O filósofo alemão Axel Honneth percebeu esse fato de maneira muito clara na sua obra “O Direito da Liberdade”. Segundo ele, se até a década de 1960 os sujeitos recorriam sobretudo a valores, normas e costumes comuns e compartilhados, “agora podem cada vez mais assumir, e de maneira recíproca, uma atitude estratégica, a fim de impor juridicamente seus interesses ameaçados”. E conclui que os indivíduos tendem a planejar suas ações do ponto de vista de suas perspectivas de êxito diante de um tribunal, perdendo o sentido para os assuntos e propósitos não sujeitos à articulação jurídica.

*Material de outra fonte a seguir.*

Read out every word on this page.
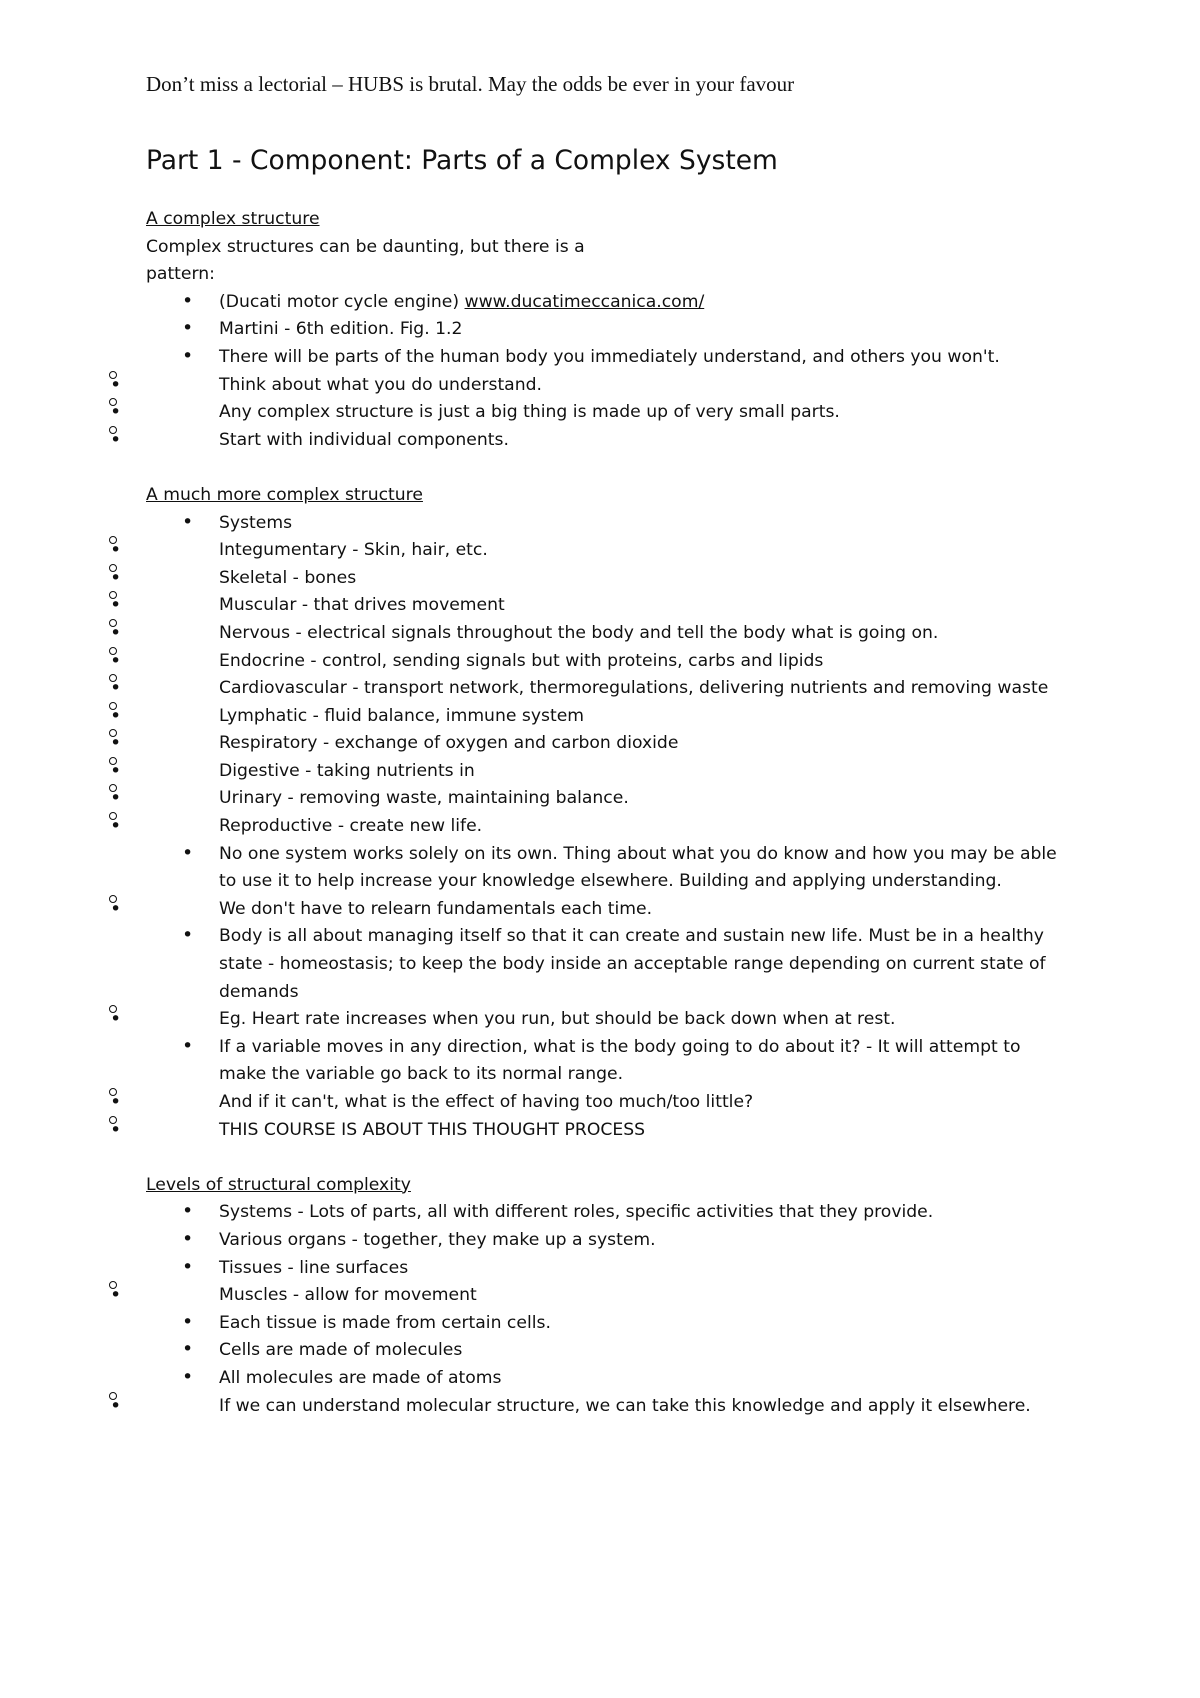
Don’t miss a lectorial – HUBS is brutal. May the odds be ever in your favour
Part 1 - Component: Parts of a Complex System
A complex structure

Complex structures can be daunting, but there is a

pattern:

• (Ducati motor cycle engine) www.ducatimeccanica.com/
• Martini - 6th edition. Fig. 1.2
• There will be parts of the human body you immediately understand, and others you won't.
• Think about what you do understand.
• Any complex structure is just a big thing is made up of very small parts.
• Start with individual components.
A much more complex structure
• Systems
• Integumentary - Skin, hair, etc.
• Skeletal - bones
• Muscular - that drives movement
• Nervous - electrical signals throughout the body and tell the body what is going on.
• Endocrine - control, sending signals but with proteins, carbs and lipids
• Cardiovascular - transport network, thermoregulations, delivering nutrients and removing waste
• Lymphatic - fluid balance, immune system
• Respiratory - exchange of oxygen and carbon dioxide
• Digestive - taking nutrients in
• Urinary - removing waste, maintaining balance.
• Reproductive - create new life.
• No one system works solely on its own. Thing about what you do know and how you may be able to use it to help increase your knowledge elsewhere. Building and applying understanding.
• We don't have to relearn fundamentals each time.
• Body is all about managing itself so that it can create and sustain new life. Must be in a healthy state - homeostasis; to keep the body inside an acceptable range depending on current state of demands
• Eg. Heart rate increases when you run, but should be back down when at rest.
• If a variable moves in any direction, what is the body going to do about it? - It will attempt to make the variable go back to its normal range.
• And if it can't, what is the effect of having too much/too little?
• THIS COURSE IS ABOUT THIS THOUGHT PROCESS
Levels of structural complexity
• Systems - Lots of parts, all with different roles, specific activities that they provide.
• Various organs - together, they make up a system.
• Tissues - line surfaces
• Muscles - allow for movement
• Each tissue is made from certain cells.
• Cells are made of molecules
• All molecules are made of atoms
• If we can understand molecular structure, we can take this knowledge and apply it elsewhere.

Além da filosofia, ninguém melhor do que a literatura para perceber essa patologia do nosso tempo. Milan Kundera, em seu livro “A Imortalidade”, diz que a luta pelos direitos perdeu seu conteúdo, até finalmente se tornar uma atitude genérica de tudo contra todos, uma espécie de energia que transforma toda a vontade humana em um direito. Não é de estranhar, portanto, que estejamos tão atentos ao STF, ao Código de Defesa do Consumidor, ao Código Penal e a tudo mais que nos situe nesse mundo da regulação. Discutir medidas econômicas do Poder Executivo no STF (em vez de realizar o debate político no Parlamento), achar que qualquer incômodo é dano moral ou ver improbidade em qualquer buraco de rua são todas diferentes faces do mesmo fenômeno. A totalização do Direito acaba por interromper outras vias de interação e solução dos conflitos. Teríamos deixado de ser pessoas, para nos tornar somente partes (de um processo)?

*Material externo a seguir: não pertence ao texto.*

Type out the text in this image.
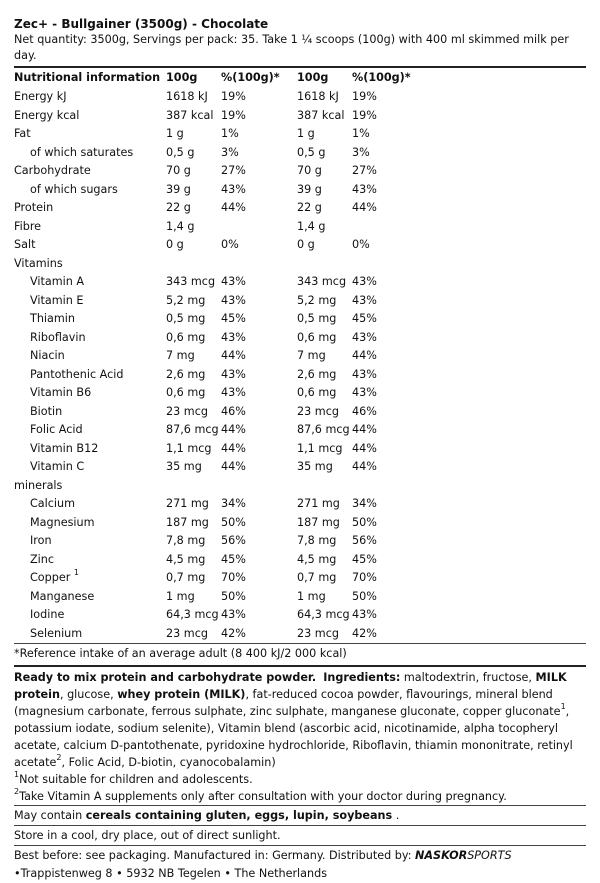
Zec+ - Bullgainer (3500g) - Chocolate
Net quantity: 3500g, Servings per pack: 35. Take 1 ¼ scoops (100g) with 400 ml skimmed milk per day.
Nutritional information	100g	%(100g)*	100g	%(100g)*
Energy kJ	1618 kJ	19%	1618 kJ	19%
Energy kcal	387 kcal	19%	387 kcal	19%
Fat	1 g	1%	1 g	1%
of which saturates	0,5 g	3%	0,5 g	3%
Carbohydrate	70 g	27%	70 g	27%
of which sugars	39 g	43%	39 g	43%
Protein	22 g	44%	22 g	44%
Fibre	1,4 g		1,4 g	
Salt	0 g	0%	0 g	0%
Vitamins				
Vitamin A	343 mcg	43%	343 mcg	43%
Vitamin E	5,2 mg	43%	5,2 mg	43%
Thiamin	0,5 mg	45%	0,5 mg	45%
Riboflavin	0,6 mg	43%	0,6 mg	43%
Niacin	7 mg	44%	7 mg	44%
Pantothenic Acid	2,6 mg	43%	2,6 mg	43%
Vitamin B6	0,6 mg	43%	0,6 mg	43%
Biotin	23 mcg	46%	23 mcg	46%
Folic Acid	87,6 mcg	44%	87,6 mcg	44%
Vitamin B12	1,1 mcg	44%	1,1 mcg	44%
Vitamin C	35 mg	44%	35 mg	44%
minerals				
Calcium	271 mg	34%	271 mg	34%
Magnesium	187 mg	50%	187 mg	50%
Iron	7,8 mg	56%	7,8 mg	56%
Zinc	4,5 mg	45%	4,5 mg	45%
Copper $^1$	0,7 mg	70%	0,7 mg	70%
Manganese	1 mg	50%	1 mg	50%
Iodine	64,3 mcg	43%	64,3 mcg	43%
Selenium	23 mcg	42%	23 mcg	42%
*Reference intake of an average adult (8 400 kJ/2 000 kcal)
Ready to mix protein and carbohydrate powder. Ingredients: maltodextrin, fructose, MILK protein, glucose, whey protein (MILK), fat-reduced cocoa powder, flavourings, mineral blend (magnesium carbonate, ferrous sulphate, zinc sulphate, manganese gluconate, copper gluconate$^1$, potassium iodate, sodium selenite), Vitamin blend (ascorbic acid, nicotinamide, alpha tocopheryl acetate, calcium D-pantothenate, pyridoxine hydrochloride, Riboflavin, thiamin mononitrate, retinyl acetate$^2$, Folic Acid, D-biotin, cyanocobalamin)
$^1$Not suitable for children and adolescents.
$^2$Take Vitamin A supplements only after consultation with your doctor during pregnancy.
May contain cereals containing gluten, eggs, lupin, soybeans .
Store in a cool, dry place, out of direct sunlight.
Best before: see packaging. Manufactured in: Germany. Distributed by: NASKORSPORTS
•Trappistenweg 8 • 5932 NB Tegelen • The Netherlands
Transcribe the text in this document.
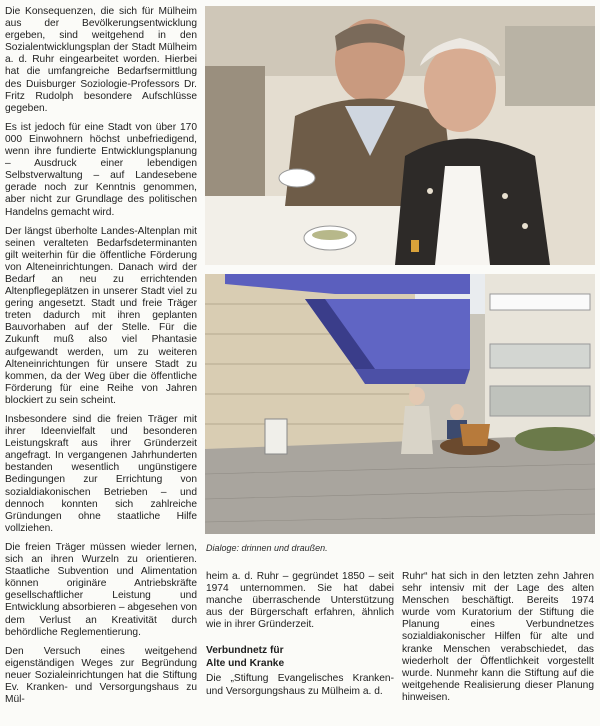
Die Konsequenzen, die sich für Mülheim aus der Bevölkerungsentwicklung ergeben, sind weitgehend in den Sozialentwicklungsplan der Stadt Mülheim a. d. Ruhr eingearbeitet worden. Hierbei hat die umfangreiche Bedarfsermittlung des Duisburger Soziologie-Professors Dr. Fritz Rudolph besondere Aufschlüsse gegeben.

Es ist jedoch für eine Stadt von über 170 000 Einwohnern höchst unbefriedigend, wenn ihre fundierte Entwicklungsplanung – Ausdruck einer lebendigen Selbstverwaltung – auf Landesebene gerade noch zur Kenntnis genommen, aber nicht zur Grundlage des politischen Handelns gemacht wird.

Der längst überholte Landes-Altenplan mit seinen veralteten Bedarfsdeterminanten gilt weiterhin für die öffentliche Förderung von Alteneinrichtungen. Danach wird der Bedarf an neu zu errichtenden Altenpflegeplätzen in unserer Stadt viel zu gering angesetzt. Stadt und freie Träger treten dadurch mit ihren geplanten Bauvorhaben auf der Stelle. Für die Zukunft muß also viel Phantasie aufgewandt werden, um zu weiteren Alteneinrichtungen für unsere Stadt zu kommen, da der Weg über die öffentliche Förderung für eine Reihe von Jahren blockiert zu sein scheint.

Insbesondere sind die freien Träger mit ihrer Ideenvielfalt und besonderen Leistungskraft aus ihrer Gründerzeit angefragt. In vergangenen Jahrhunderten bestanden wesentlich ungünstigere Bedingungen zur Errichtung von sozialdiakonischen Betrieben – und dennoch konnten sich zahlreiche Gründungen ohne staatliche Hilfe vollziehen.

Die freien Träger müssen wieder lernen, sich an ihren Wurzeln zu orientieren. Staatliche Subvention und Alimentation können originäre Antriebskräfte gesellschaftlicher Leistung und Entwicklung absorbieren – abgesehen von dem Verlust an Kreativität durch behördliche Reglementierung.

Den Versuch eines weitgehend eigenständigen Weges zur Begründung neuer Sozialeinrichtungen hat die Stiftung Ev. Kranken- und Versorgungshaus zu Mül-

Dialoge: drinnen und draußen.

heim a. d. Ruhr – gegründet 1850 – seit 1974 unternommen. Sie hat dabei manche überraschende Unterstützung aus der Bürgerschaft erfahren, ähnlich wie in ihrer Gründerzeit.

Verbundnetz für

Alte und Kranke

Die „Stiftung Evangelisches Kranken- und Versorgungshaus zu Mülheim a. d.

Ruhr“ hat sich in den letzten zehn Jahren sehr intensiv mit der Lage des alten Menschen beschäftigt. Bereits 1974 wurde vom Kuratorium der Stiftung die Planung eines Verbundnetzes sozialdiakonischer Hilfen für alte und kranke Menschen verabschiedet, das wiederholt der Öffentlichkeit vorgestellt wurde. Nunmehr kann die Stiftung auf die weitgehende Realisierung dieser Planung hinweisen.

O bom uso da Justiça acabou se transformando no seu abuso, que leva à injustiça. “Summun jus, summa injuria”, diziam os romanos com toda a sua sabedoria prática – já na Antiguidade! Excesso de direito leva ao máximo da injustiça. O crescente poder de juízes e promotores, a oferta inesgotável de advogados ávidos por processos, tudo conspira para que a confiança excessiva no Direito se volte contra ele mesmo. E então, quando formos todos réus e tudo o que nos restar for ofender o juiz no meio da rua ou do Twitter, porque perdemos não só o processo, mas o respeito, descobriremos que nos tornamos cínicos antes de nos tornarmos justos. E o cinismo, como disse Oscar Wilde, é a capacidade de saber o preço de tudo, mas não perceber o valor de nada. Nem da Justiça.